On apprend dans article de la Nouvelle République du 28 septembre 2012 que la Fédération des agents économiques (FAE), une association de commerçants de l’hypercentre poitevin, demande depuis plusieurs mois une réunion tripartite avec le maire et le préfet, pour discuter du ““problème” posé par la présence de marginaux en centre-ville“. Claude Lafond, président de l’association (et patron d’une boutique traiteur/cave/vente à emporter nommé “La Petite France”, ça ne s’invente pas), se déclare ainsi ”agacé” du nouveau report de cette réunion qu’il sollicite.

Quelques mots résument bien la problématique de la colonisation marchande du centre-ville : “présence” de “marginaux” en “centre“-ville.

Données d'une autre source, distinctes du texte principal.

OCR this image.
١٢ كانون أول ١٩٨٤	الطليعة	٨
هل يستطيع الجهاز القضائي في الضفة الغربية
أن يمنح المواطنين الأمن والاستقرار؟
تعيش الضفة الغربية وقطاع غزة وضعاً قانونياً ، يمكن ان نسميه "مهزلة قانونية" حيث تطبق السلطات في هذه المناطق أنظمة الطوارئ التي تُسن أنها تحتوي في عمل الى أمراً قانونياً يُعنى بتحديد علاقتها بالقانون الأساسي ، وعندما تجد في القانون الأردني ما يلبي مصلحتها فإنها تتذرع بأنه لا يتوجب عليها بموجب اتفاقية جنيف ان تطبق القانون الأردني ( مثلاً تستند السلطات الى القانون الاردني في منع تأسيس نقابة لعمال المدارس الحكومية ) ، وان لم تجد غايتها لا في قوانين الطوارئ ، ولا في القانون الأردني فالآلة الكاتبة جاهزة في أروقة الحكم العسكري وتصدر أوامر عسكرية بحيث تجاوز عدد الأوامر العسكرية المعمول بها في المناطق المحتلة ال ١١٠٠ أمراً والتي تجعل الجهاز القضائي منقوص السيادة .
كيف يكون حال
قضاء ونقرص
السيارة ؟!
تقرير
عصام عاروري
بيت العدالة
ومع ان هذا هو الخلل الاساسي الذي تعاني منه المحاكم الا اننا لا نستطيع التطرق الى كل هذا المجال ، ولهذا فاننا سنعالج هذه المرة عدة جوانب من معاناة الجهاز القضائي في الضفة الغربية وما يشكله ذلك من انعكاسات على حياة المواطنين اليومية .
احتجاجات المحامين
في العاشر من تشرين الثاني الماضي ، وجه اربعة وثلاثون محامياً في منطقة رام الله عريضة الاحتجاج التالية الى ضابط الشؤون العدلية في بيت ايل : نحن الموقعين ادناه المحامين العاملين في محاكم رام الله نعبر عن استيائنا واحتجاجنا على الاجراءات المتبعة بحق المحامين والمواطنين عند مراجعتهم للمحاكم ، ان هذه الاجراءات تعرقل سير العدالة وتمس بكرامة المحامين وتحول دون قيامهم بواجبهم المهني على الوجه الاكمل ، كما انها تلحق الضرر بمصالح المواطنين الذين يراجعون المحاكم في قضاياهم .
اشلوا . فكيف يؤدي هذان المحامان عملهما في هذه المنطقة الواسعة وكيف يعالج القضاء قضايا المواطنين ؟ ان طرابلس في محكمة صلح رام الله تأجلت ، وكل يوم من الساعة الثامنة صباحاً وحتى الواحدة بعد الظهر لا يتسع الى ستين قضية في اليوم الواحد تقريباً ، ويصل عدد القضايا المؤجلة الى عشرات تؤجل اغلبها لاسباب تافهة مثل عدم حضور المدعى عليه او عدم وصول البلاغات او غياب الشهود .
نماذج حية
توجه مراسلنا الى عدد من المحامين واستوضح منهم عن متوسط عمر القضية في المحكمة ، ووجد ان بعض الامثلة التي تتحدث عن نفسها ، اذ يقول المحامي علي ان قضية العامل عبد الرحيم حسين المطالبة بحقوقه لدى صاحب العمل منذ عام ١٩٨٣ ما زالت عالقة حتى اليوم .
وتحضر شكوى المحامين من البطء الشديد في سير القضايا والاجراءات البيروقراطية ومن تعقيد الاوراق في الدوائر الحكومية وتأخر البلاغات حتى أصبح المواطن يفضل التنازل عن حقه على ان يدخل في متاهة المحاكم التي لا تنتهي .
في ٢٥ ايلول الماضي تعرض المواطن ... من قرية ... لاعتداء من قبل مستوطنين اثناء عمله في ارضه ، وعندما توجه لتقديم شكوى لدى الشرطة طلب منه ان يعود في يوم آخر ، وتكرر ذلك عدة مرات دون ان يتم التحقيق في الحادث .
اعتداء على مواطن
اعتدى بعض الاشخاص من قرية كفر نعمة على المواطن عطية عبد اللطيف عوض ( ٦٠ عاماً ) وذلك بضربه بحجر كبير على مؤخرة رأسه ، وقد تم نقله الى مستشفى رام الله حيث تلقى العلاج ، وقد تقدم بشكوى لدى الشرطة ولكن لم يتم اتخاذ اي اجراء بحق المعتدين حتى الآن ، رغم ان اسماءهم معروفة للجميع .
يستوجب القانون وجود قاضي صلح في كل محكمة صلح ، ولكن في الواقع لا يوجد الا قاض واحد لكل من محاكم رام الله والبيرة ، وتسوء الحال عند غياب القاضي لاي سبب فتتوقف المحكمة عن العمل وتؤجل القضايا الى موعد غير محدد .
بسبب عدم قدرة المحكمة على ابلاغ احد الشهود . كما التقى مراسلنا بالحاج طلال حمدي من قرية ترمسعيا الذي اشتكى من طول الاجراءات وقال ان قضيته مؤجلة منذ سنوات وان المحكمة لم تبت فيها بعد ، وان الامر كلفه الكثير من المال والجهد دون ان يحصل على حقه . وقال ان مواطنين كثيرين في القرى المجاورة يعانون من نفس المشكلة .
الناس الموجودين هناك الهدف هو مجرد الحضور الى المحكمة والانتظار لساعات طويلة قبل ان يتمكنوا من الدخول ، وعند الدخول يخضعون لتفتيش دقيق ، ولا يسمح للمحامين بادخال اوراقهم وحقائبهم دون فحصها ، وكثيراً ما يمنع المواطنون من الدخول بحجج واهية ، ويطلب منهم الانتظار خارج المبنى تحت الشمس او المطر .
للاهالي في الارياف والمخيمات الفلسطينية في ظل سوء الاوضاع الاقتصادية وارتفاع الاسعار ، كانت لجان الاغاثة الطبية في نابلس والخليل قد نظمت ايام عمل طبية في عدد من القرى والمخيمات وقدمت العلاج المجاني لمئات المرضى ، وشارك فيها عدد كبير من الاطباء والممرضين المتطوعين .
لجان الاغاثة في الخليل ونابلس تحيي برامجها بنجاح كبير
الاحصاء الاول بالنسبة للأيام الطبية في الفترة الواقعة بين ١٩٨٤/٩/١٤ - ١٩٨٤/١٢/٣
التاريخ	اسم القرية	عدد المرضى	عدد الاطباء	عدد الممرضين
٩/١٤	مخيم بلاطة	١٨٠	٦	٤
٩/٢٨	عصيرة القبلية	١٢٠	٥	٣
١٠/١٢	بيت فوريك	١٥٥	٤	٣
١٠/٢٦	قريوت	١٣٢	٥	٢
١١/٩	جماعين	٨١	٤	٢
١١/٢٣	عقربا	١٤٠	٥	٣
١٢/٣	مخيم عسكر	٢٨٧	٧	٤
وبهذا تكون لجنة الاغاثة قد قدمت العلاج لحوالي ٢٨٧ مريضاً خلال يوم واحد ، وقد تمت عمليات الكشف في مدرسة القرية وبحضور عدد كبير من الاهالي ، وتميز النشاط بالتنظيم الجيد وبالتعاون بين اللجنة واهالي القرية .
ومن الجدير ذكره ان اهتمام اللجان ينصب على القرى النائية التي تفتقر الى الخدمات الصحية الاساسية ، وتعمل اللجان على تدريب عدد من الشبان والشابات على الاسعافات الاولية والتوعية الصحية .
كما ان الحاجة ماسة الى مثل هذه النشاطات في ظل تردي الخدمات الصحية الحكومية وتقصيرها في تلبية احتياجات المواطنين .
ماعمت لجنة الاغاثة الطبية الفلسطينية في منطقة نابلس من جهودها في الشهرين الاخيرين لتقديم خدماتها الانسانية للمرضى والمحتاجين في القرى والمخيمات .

Bref, si tu es à la “MARGE”, tu es EXCLU de l’activité économique et de son CENTRE ; si tu n’as rien à vendre, pas même TOI pour un salaire de misère, parce que tu es au chômage par exemple : tu es INDESIRABLE.

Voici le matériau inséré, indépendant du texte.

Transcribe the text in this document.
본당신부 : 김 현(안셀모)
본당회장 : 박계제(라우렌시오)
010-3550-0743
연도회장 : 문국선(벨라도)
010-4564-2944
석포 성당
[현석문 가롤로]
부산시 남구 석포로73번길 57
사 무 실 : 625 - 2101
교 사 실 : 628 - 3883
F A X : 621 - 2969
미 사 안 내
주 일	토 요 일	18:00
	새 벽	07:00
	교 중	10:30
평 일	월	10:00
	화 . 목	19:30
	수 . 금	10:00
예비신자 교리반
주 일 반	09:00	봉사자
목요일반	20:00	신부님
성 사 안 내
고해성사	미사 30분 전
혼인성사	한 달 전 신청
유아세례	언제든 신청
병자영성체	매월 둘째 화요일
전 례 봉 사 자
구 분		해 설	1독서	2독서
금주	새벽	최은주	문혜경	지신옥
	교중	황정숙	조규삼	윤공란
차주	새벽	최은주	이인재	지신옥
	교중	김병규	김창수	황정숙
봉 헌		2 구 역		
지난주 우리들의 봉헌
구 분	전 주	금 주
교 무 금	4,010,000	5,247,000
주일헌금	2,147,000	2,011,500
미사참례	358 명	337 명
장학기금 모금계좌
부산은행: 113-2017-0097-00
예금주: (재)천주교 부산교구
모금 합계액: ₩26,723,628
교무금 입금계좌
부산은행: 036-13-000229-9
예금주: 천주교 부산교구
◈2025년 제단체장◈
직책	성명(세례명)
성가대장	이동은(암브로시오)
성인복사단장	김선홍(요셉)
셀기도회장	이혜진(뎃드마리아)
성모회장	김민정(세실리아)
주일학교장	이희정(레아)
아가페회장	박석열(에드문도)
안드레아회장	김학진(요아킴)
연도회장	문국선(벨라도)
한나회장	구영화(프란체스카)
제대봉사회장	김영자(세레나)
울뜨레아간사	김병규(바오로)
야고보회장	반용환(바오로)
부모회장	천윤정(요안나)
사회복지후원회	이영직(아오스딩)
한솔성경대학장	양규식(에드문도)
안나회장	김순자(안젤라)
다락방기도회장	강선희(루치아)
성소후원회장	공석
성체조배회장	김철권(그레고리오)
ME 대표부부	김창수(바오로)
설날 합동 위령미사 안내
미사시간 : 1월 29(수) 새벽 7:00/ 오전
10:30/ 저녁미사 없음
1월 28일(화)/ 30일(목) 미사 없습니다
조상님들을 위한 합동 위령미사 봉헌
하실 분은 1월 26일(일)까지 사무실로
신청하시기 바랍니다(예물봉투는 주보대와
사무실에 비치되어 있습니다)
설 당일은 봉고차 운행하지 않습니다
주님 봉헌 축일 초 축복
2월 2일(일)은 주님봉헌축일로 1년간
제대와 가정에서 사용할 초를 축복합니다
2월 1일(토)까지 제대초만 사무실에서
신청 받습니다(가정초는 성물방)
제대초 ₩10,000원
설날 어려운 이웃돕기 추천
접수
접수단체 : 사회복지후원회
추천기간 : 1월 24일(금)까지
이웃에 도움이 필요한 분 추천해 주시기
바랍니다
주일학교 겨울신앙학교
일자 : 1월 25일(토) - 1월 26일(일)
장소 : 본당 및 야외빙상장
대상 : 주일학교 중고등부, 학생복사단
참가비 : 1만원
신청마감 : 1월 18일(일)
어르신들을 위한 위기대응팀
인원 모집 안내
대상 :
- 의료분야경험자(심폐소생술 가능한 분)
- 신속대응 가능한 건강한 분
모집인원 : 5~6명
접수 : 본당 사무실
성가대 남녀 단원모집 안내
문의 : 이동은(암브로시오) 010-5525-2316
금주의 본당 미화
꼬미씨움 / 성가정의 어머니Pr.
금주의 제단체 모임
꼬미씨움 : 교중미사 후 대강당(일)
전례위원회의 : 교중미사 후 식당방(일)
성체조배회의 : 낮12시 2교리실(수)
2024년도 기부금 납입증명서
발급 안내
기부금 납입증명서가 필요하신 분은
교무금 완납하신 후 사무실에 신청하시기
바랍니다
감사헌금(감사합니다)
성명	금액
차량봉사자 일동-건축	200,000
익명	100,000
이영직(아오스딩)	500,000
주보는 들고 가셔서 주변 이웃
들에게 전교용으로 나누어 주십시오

Exclus de fait par le cynisme inégalitaire d’une société de marchands qui se targuent de « sourire, disponibilité, conseil, convivialité, écoute… » …”, les pauvres devraient ainsi être privés du dernier espace commun, la rue. Voilà donc l’avis de ces philanthropes commerçants, et de leurs partenaires financiers (ville de Poitiers, communauté d’agglomération de Poitiers, entre autres). Leurs propos immondes sont relayés par la presse locale depuis des années, qui fait une véritable campagne anti-”marginaux” depuis que les pauvres s’organisent, qu’ils occupent le parvis de notre-dame pour revendiquer leur droit à un toit, avant de se faire virer par les flics (et de passer en procès le 9 novembre).

Si tu possèdes un chien, si tu achètes aux commerçants du centre-ville un peu d’alcool, si tu parles un peu trop fort : tu n’as rien à faire en centre-ville, reste chez toi, ici on n’aime pas les témoignages de misère, on n’aime pas les pauvres qu’on a fabriqués. Ah, tu n’as pas de chez-toi ? Apelle le 115, comme dit la mairie, “il n’y a pas de problèmes de logement sur Poitiers”. C’est toujours plein ? Va te faire voir ailleurs qu’en centre-ville, va zoner dans la “marge”, ou tu finiras la nuit au poste.

Le centre-ville est réservé aux citoyens, aux gens décents. Dans “coeur d’agglo”, on file droit à l’ombre des monuments restaurés du pouvoir municipal, des caméras de surveillance des Cordeliers, à l’ombre des enseignes et des sucettes publicitaires. On obéit, on consomme, on vend et on se vend. Et quand on fait la fête, c’est lors des temps culturels organisés par la mairie, avec des spectacles prémâchés. Toujours sous la bienveillante protection des flics, qui contrôlent, arrêtent, harcèlent tous ceux qui ne correspondent pas aux canons de l’intégration, de la soumission.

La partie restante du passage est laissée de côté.